Odnosząc się do takich problemów jak przeludnienie w więzieniach,
przedstawiciele Rządu podkreślali wysiłki w tworzeniu nowych miejsc
w więzieniach na przykład poprzez likwidowanie przestrzeni
przeznaczonej wcześniej na inne cele, czy wprowadzenie nadzoru
elektronicznego więźniów (podczas gdy wciąż ten system nie został
wprowadzony i nie wiadomo kiedy zostanie). Innym podnoszonym
problemem były przewlekłe postępowania sądowe – tu Rząd podkreślał
na przykład rozszerzone kompetencje referendarzy wprowadzone do
kodeksu postępowanie cywilnego, które miały odciążać sędziów i
umożliwiać im efektywniejszą pracę. Odnoszono się także do innych
problemów np. pomocy ofiarom przestępstw, przemocy domowej,
problemów związanych z HIV/AIDS, praw pacjenta, przy czym diagnoza
problemów i ocena skuteczności instrumentów prawnych albo w ogóle
nie była przedstawiana, albo była skrajnie uproszczona. Nie
podniesiono w ogóle takich problemów jak: długotrwałe stosowanie
tymczasowego aresztowania (co w świetle ponad 70 spraw przegranych
przez Polskę przed Trybunałem w Strasburgu szczególnie powinno mieć
miejsce), nieprzestrzeganie praw reprodukcyjnych w Polsce (co w
swoim raporcie dla Wysokiego Komisarza podnosiła Federacja na Rzecz
Kobiet i Planowania Rodziny), brak nauczania etyki w szkołach,
sądzenie przez asesorów sądowych, zarzuty istnienia więzień CIA na
terenie Polski.
Ponad trzydzieści rządów innych państw zadawało
pytania delegacji polskiej. Pytania miały różny charakter –
częściowo miały na celu doprecyzowanie przez Rząd pewnych
informacji zawartych w raporcie, ale częściowo były to pytania na
temat problemów, które nie pojawiły się w polskim raporcie, ale
były np. podnoszone przez Biuro Wysokiego Komisarza ds. Praw
Człowieka. Pytano o przeludnienie w więzieniach, nadużywanie
instytucji tymczasowego aresztowania, zjawisko ksenofobii (np.
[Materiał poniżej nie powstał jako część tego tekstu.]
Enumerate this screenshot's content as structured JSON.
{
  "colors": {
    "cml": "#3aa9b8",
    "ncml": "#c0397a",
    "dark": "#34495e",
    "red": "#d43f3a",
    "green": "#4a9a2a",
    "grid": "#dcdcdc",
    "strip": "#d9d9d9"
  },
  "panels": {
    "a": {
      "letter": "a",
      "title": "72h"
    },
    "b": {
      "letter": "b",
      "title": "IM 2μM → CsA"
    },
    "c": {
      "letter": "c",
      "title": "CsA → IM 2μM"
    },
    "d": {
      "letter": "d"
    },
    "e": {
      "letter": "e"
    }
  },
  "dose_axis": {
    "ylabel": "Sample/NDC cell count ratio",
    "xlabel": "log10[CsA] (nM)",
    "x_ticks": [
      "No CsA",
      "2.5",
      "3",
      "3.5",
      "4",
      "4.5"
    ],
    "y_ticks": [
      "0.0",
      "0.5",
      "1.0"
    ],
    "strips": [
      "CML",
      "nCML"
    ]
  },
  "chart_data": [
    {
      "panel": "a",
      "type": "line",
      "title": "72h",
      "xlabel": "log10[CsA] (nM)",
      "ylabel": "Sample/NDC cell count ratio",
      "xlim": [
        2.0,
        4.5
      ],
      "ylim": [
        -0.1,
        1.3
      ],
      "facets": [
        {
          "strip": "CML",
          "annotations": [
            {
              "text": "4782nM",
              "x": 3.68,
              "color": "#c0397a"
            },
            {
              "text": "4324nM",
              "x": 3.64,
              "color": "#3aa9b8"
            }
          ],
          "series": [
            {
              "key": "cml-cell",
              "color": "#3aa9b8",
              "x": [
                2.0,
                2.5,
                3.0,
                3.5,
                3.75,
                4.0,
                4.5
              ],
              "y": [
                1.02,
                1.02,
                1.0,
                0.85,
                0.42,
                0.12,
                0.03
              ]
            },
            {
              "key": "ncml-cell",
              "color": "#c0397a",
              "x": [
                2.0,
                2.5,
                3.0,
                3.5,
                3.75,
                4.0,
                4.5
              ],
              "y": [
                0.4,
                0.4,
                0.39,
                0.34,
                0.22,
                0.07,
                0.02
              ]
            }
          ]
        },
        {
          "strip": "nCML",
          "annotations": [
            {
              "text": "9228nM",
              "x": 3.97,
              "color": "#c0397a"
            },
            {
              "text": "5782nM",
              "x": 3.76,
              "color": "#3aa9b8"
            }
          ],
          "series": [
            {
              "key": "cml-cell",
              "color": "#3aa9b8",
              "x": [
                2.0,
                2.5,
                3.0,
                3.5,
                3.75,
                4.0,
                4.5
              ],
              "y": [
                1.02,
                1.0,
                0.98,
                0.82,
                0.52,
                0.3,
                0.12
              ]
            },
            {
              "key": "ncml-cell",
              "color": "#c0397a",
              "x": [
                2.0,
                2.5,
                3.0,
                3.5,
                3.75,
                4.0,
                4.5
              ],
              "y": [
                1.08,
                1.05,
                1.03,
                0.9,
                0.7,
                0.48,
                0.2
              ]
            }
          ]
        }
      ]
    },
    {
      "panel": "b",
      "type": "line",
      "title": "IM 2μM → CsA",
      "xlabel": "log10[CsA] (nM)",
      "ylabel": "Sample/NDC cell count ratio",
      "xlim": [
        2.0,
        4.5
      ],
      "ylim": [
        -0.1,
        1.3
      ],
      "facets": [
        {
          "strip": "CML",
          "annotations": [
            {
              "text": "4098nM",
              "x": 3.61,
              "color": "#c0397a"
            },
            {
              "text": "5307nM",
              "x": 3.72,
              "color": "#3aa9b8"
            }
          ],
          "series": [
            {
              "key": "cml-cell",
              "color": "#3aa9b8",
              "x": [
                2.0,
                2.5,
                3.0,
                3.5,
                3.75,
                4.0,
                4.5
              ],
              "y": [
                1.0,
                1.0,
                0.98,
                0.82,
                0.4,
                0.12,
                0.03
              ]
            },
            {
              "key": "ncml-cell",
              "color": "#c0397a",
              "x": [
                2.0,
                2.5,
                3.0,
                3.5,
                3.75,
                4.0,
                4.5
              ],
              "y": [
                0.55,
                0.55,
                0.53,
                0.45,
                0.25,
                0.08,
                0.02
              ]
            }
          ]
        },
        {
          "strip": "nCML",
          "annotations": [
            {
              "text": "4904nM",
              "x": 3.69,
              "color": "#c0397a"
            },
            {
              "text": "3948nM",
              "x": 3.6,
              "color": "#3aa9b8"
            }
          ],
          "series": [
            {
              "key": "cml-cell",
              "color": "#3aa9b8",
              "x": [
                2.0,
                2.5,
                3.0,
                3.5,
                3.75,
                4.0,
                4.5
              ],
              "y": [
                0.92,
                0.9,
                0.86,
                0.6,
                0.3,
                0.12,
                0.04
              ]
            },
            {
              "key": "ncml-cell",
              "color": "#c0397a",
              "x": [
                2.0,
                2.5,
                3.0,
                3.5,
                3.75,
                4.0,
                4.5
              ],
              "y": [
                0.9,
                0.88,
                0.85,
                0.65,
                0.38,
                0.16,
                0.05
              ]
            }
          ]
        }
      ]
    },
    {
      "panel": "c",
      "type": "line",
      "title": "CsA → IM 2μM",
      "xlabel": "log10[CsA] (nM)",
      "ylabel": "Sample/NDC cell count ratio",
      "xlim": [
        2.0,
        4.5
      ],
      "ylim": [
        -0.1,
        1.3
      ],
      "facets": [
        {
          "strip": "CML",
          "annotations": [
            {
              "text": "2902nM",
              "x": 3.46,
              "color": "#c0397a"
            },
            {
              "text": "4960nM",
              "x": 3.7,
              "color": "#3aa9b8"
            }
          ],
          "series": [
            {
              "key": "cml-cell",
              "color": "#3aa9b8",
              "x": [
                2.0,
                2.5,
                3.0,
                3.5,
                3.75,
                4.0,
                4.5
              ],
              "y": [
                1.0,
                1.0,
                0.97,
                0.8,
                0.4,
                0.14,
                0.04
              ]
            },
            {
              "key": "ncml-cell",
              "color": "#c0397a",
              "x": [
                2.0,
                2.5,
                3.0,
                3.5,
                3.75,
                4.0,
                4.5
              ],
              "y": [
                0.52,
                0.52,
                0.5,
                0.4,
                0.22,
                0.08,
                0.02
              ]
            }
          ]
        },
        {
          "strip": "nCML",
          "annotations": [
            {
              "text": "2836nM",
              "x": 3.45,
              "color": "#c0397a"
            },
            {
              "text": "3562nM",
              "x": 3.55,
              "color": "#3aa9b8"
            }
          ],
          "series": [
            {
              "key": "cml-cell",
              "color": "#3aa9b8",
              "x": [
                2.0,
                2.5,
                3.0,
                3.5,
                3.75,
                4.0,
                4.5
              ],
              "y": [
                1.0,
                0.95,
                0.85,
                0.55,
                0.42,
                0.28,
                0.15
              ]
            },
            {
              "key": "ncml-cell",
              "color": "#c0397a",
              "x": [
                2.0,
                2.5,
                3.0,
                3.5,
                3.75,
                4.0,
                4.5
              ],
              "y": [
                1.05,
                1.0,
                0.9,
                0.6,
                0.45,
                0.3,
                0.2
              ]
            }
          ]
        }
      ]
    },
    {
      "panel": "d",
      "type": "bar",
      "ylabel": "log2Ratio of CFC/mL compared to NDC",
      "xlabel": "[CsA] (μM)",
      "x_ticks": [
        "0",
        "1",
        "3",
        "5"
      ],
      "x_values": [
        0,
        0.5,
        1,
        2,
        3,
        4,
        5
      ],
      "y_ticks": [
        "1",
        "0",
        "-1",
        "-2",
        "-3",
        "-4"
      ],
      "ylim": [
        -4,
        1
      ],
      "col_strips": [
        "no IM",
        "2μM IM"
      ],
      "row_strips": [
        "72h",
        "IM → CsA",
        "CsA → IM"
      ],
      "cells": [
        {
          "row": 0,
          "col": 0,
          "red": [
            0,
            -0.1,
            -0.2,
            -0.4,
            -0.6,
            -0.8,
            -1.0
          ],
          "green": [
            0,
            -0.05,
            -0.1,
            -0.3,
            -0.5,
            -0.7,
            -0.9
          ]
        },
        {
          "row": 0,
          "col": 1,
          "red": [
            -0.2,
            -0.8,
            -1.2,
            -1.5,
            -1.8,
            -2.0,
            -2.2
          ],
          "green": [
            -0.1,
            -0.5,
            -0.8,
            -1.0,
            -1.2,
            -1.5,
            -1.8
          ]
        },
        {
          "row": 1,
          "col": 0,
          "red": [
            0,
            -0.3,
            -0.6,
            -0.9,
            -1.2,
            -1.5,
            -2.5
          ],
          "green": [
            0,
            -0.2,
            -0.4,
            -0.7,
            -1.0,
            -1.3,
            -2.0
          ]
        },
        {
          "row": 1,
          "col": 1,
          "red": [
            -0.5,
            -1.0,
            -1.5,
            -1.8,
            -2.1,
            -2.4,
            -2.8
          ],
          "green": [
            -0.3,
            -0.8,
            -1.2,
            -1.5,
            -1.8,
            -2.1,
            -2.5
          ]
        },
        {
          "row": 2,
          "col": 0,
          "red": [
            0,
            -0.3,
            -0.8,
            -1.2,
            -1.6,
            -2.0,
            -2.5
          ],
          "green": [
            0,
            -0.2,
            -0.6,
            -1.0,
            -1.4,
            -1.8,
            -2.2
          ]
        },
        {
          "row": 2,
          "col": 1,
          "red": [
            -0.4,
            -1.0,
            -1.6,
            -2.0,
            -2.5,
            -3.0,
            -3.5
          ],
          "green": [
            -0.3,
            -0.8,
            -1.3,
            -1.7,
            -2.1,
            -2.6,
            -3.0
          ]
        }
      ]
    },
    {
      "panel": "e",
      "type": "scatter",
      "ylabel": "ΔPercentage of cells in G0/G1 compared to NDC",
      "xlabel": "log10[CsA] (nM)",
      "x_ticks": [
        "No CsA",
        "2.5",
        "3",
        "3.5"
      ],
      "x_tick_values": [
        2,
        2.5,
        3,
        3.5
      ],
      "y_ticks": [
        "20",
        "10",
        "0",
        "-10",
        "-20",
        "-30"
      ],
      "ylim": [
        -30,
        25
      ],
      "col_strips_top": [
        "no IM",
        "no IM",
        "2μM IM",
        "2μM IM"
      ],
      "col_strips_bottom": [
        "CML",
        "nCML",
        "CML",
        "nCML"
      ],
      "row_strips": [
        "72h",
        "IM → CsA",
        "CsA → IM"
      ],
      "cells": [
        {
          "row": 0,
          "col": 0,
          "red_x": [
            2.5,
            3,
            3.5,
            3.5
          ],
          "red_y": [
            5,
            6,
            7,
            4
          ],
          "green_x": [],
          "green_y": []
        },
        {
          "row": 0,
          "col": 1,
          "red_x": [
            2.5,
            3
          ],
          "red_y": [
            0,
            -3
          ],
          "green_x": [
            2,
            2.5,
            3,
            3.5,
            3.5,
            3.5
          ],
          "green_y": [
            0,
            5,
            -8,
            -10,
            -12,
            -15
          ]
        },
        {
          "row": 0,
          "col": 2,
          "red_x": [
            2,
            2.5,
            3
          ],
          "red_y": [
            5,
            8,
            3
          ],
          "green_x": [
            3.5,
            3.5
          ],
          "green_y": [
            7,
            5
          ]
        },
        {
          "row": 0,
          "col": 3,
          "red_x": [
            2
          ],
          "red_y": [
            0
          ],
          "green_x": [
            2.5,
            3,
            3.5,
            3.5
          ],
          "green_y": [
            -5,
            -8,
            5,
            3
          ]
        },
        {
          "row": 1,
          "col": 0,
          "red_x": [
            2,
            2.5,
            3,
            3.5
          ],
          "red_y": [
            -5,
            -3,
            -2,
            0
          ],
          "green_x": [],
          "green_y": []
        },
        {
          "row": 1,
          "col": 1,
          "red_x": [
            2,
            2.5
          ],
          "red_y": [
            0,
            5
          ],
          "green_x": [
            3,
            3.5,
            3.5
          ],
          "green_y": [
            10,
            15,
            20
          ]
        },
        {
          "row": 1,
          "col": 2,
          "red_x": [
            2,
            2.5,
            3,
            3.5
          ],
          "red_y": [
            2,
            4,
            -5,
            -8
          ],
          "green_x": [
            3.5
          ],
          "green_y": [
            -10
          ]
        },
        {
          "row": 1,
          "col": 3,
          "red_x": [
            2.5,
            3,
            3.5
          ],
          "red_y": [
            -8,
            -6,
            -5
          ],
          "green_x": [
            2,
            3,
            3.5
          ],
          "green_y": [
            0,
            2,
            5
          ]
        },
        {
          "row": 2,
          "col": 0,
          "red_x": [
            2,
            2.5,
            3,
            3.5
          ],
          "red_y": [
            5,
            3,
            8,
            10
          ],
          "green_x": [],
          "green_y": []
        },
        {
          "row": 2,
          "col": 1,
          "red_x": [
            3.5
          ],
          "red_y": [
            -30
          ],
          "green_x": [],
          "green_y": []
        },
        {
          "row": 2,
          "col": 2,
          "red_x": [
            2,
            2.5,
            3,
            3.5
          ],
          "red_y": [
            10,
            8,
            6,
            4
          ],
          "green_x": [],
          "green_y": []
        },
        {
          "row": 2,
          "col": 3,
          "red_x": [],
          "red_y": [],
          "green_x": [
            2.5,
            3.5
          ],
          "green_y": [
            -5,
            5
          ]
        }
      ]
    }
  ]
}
wobec ludności romskiej, żydowskiej, homoseksualistów czy szerzej
osób LGBT), problem korupcji, o to, dlaczego nie prowadzono żadnego
rzetelnego i kompleksowego dochodzenia w sprawie możliwości
istnienia więzień CIA na terytorium Polski, o dostępność aborcji
terapeutycznej, gdy spełnione są przesłanki przewidziane do jej
dokonania. Dopytywano się o doprecyzowanie np. jak działa
elektroniczny system nadzoru więźniów, co konkretnie Rząd robi w
celu przeciwdziałania dyskryminacji ze względu na orientację
seksualną, jakie działania podejmuje Rząd, żeby promować pluralizm
czy wyrównywać pozycję kobiet i mężczyzn w społeczeństwie, czy
zostanie przywrócony urząd pełnomocnika ds. równego statusu kobiet
i mężczyzn. Pytano także o to, co się dzieje z projektem prawa,
które miało karać za propagowanie homoseksualizmu w szkołach. Na
pytanie dotyczące realizacji prawa kobiet do legalnego przerywania
ciąży ze względów medycznych, ze strony przedstawiciela
Ministerstwa Zdrowia padła odpowiedź, że w wyniku wyroku Trybunału
w Strasburgu w sprawie Alicja Tysiąc przeciwko Polsce wprowadzono
odpowiednie procedury umożliwiające odwołanie od decyzji lekarza o
odmowie przeprowadzenia zbiegu aborcji (tymczasem taka regulacja
jest dopiero rozważana i jej wprowadzenia jeszcze potrwa). Polska
delegacja skończyła odpowiadać na pytanie 45 minut przed końcem
czasu przewidzianego na dyskusję nie dopowiadając w ogóle na część
pytań.
Rząd legitymizował swój raport poprzez
przywoływanie organizacji rządowych, które miały uczestniczyć w
jego przygotowaniu. Trzeba jednak podkreślić, że współpraca Rządu z
organizacjami pozarządowymi została przedstawiona w sposób
przesadny i odbiegający od rzeczywistości, na co zwróciły uwagę
polskie organizacje obserwujące tę sesję, w tym Helsińska Fundacja
Praw Człowieka, Federacja na rzecz Kobiet i Planowania Rodziny i
Sekcja Polska Międzynarodowej Komisji Prawników.
Jutro specjalna grupa robocza złożona z
przedstawicieli rządu i przedstawicieli trzech innych państw tzw.
trójki (Brazylia, Angola, Japonia) ogłosi raport oceniający
przestrzeganie praw człowieka w Polsce.